Féraud leaned further over his desk and lowered his voice. “Listen, boys, what the
juge d’instruction
doesn’t know won’t hurt him. This is strictly between us. Within the next day or two, I want you to have a look at Lautrec’s studio—without a warrant. Rousseau, you know who to use on that job.”
“Right chief; just leave it to me.” He turned to Achille: “You O.K. with that, professor?”
Achille did not like the old extrajudicial methods, but he figured in a case like this the ends justified the means. And he was not about to harm his career by crossing Féraud. “As long as the chief approves, it’s fine with me.”
The stench of La Villette on an unseasonably warm autumn morning struck Achille like a punch to the gut. Home to the stockyards and great abattoirs that provided meat for the tables of two million Parisians, La Villette was also a hodgepodge of factories, warehouses, working class dwellings,
boîtes
, cafes, administrative buildings, and markets. Located in the northeastern corner of Paris, a district annexed during the reign of Napoleon III, the modern industrial site and docklands were built around a large basin and main canal that flowed into the Seine through a system of locks.
The main canal was itself fed by a network of smaller canals polluted with industrial waste and slaughterhouse effluent criss-crossed by iron footbridges and railway bridges. The emissions from hundreds of locomotives and factory chimneys enveloped the area in a yellowish-brown haze. A steel spiders-web overspread the vast acreage, traversed day and night by smoke-belching engines pulling long trains of cars loaded with lowing cattle, bleating sheep, grunting and squealing pigs, brought by the thousands to be offloaded into the slaughterhouse pens. Trains with ice-cooled boxcars conveyed the butchered product to the Paris markets.
La Villette was also a collection point for sewage pumped from the Paris cesspools. In the early morning hours, hundreds of wagons filled with human waste lined up on the quayside, waiting to pour out their cargo into tanker-barges bound for the suburban sewage farms. Achille supervised two workers in a dark shed near the quay as they raked and sifted through excrement removed from the cess-pit where the torso was found, looking for clues.

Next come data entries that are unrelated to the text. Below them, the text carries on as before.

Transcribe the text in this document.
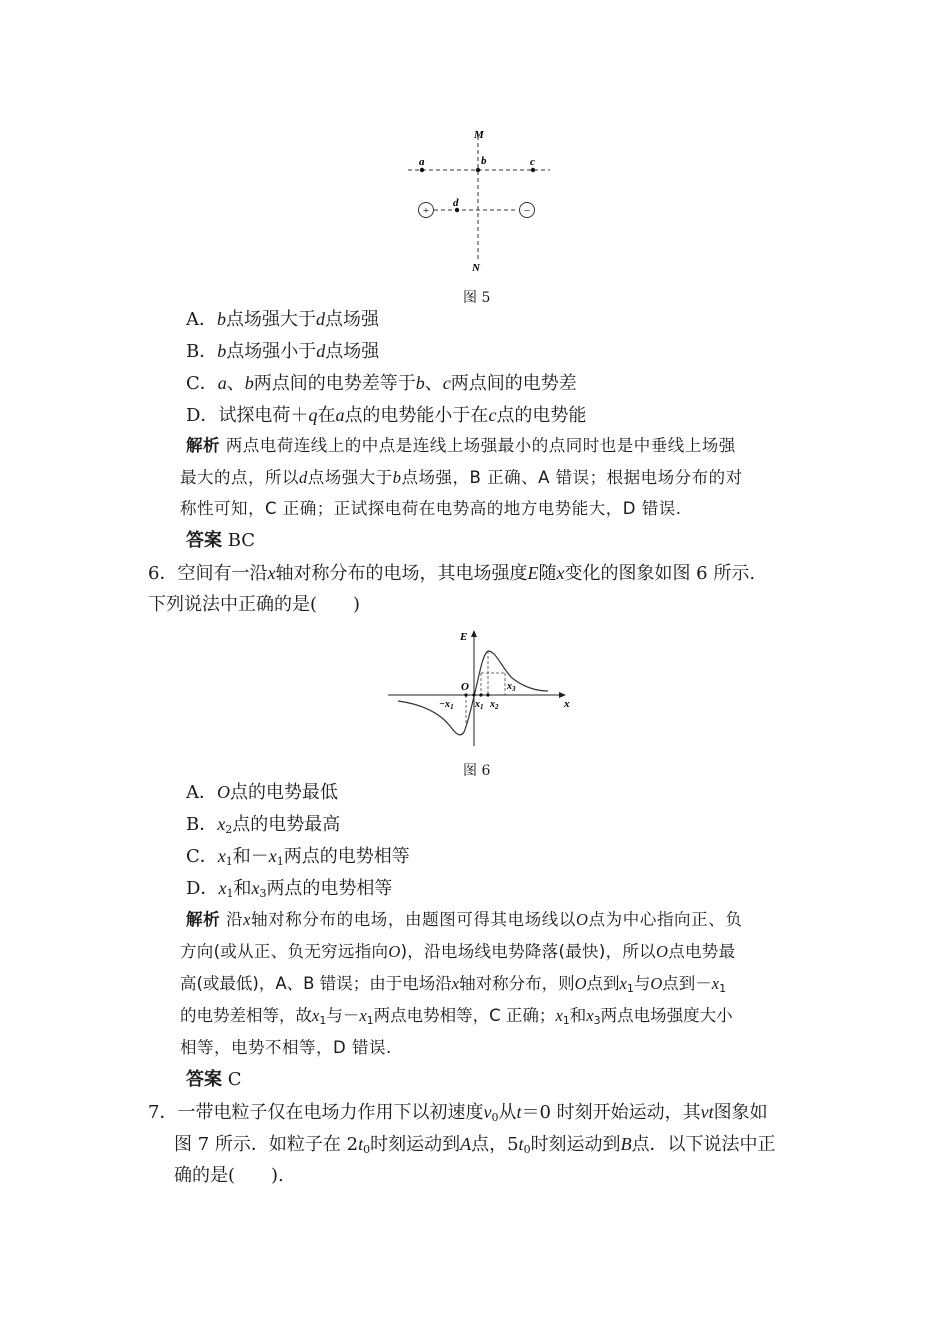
+	−
M
N
a	b	c
d
图 5
A．b点场强大于d点场强
B．b点场强小于d点场强
C．a、b两点间的电势差等于b、c两点间的电势差
D．试探电荷＋q在a点的电势能小于在c点的电势能
解析 两点电荷连线上的中点是连线上场强最小的点同时也是中垂线上场强
最大的点，所以d点场强大于b点场强，B 正确、A 错误；根据电场分布的对
称性可知，C 正确；正试探电荷在电势高的地方电势能大，D 错误.
答案 BC
6．空间有一沿x轴对称分布的电场，其电场强度E随x变化的图象如图 6 所示.
下列说法中正确的是(　　)
E
O
x
$-x_1$ $x_1$ $x_2$
$x_3$
图 6
A．O点的电势最低
B．$x_2$点的电势最高
C．$x_1$和$-x_1$两点的电势相等
D．$x_1$和$x_3$两点的电势相等
解析 沿x轴对称分布的电场，由题图可得其电场线以O点为中心指向正、负
方向(或从正、负无穷远指向O)，沿电场线电势降落(最快)，所以O点电势最
高(或最低)，A、B 错误；由于电场沿x轴对称分布，则O点到$x_1$与O点到$-x_1$
的电势差相等，故$x_1$与$-x_1$两点电势相等，C 正确；$x_1$和$x_3$两点电场强度大小
相等，电势不相等，D 错误.
答案 C
7．一带电粒子仅在电场力作用下以初速度$v_0$从t＝0 时刻开始运动，其vt图象如
图 7 所示．如粒子在 $2t_0$时刻运动到A点，$5t_0$时刻运动到B点．以下说法中正
确的是(　　).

The foul sludge had been pumped into a galvanized iron vat and sprayed with disinfectant, but the odor in the stuffy shed was still overwhelming.
Does filth breed crime?
Achille pondered this question as he anxiously awaited a discovery that might shed light on his case. He had read Zola and was familiar with the author’s literary theory of naturalism, according to which character was formed by a combination of social conditions, heredity, and environment. That might hold true for the common criminal, but would it apply to a monster that could murder and horribly mutilate a woman? Try as he might, Achille could not picture the individual who committed the crime.

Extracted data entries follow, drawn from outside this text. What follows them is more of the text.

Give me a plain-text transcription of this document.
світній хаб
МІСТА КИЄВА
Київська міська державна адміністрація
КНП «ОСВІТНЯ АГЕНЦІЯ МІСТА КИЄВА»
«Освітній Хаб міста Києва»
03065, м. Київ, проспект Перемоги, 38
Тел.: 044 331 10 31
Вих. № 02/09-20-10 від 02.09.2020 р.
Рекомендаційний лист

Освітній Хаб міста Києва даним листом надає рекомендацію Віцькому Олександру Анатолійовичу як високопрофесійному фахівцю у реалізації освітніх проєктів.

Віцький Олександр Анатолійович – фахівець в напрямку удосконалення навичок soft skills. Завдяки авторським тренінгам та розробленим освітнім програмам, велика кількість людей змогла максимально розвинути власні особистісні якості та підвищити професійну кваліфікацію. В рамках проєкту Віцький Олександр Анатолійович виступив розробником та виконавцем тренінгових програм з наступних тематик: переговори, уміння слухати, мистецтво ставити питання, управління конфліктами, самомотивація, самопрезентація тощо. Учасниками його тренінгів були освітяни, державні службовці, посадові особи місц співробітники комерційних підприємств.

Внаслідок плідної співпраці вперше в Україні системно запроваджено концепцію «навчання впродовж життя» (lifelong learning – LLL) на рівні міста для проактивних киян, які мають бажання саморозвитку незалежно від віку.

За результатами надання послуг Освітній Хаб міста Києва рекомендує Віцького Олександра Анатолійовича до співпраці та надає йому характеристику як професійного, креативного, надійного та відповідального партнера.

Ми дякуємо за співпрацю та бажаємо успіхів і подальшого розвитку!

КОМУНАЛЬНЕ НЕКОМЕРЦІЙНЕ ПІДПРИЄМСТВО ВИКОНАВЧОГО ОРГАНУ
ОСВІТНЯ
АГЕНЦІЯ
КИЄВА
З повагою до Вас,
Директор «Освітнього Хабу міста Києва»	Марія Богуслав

Lombroso, the celebrated Italian criminologist, believed the criminal was a definite anthropological type bearing physical and mental stigmata, the product of heredity, atavism, and degeneracy. Could you read evil in a face, a body, mannerisms, and gestures? Would the man Achille was looking for be simian and grotesque like Lautrec? Perhaps alienation from decent society had motivated him to destroy beauty in revenge for the rejection brought on by his deformity. Achille pondered another literary association, Hugo’s hideously deformed Quasimodo. According to Lombroso’s theory of criminal physiognomy, Quasimodo would have been a prime suspect in a Ripper-type murder investigation. Nevertheless, Hugo had portrayed the hunchback as a noble, self-sacrificing character who loved the beautiful Esmeralda. But then, Hugo was a great Romantic of the previous generation, not a modern scientist.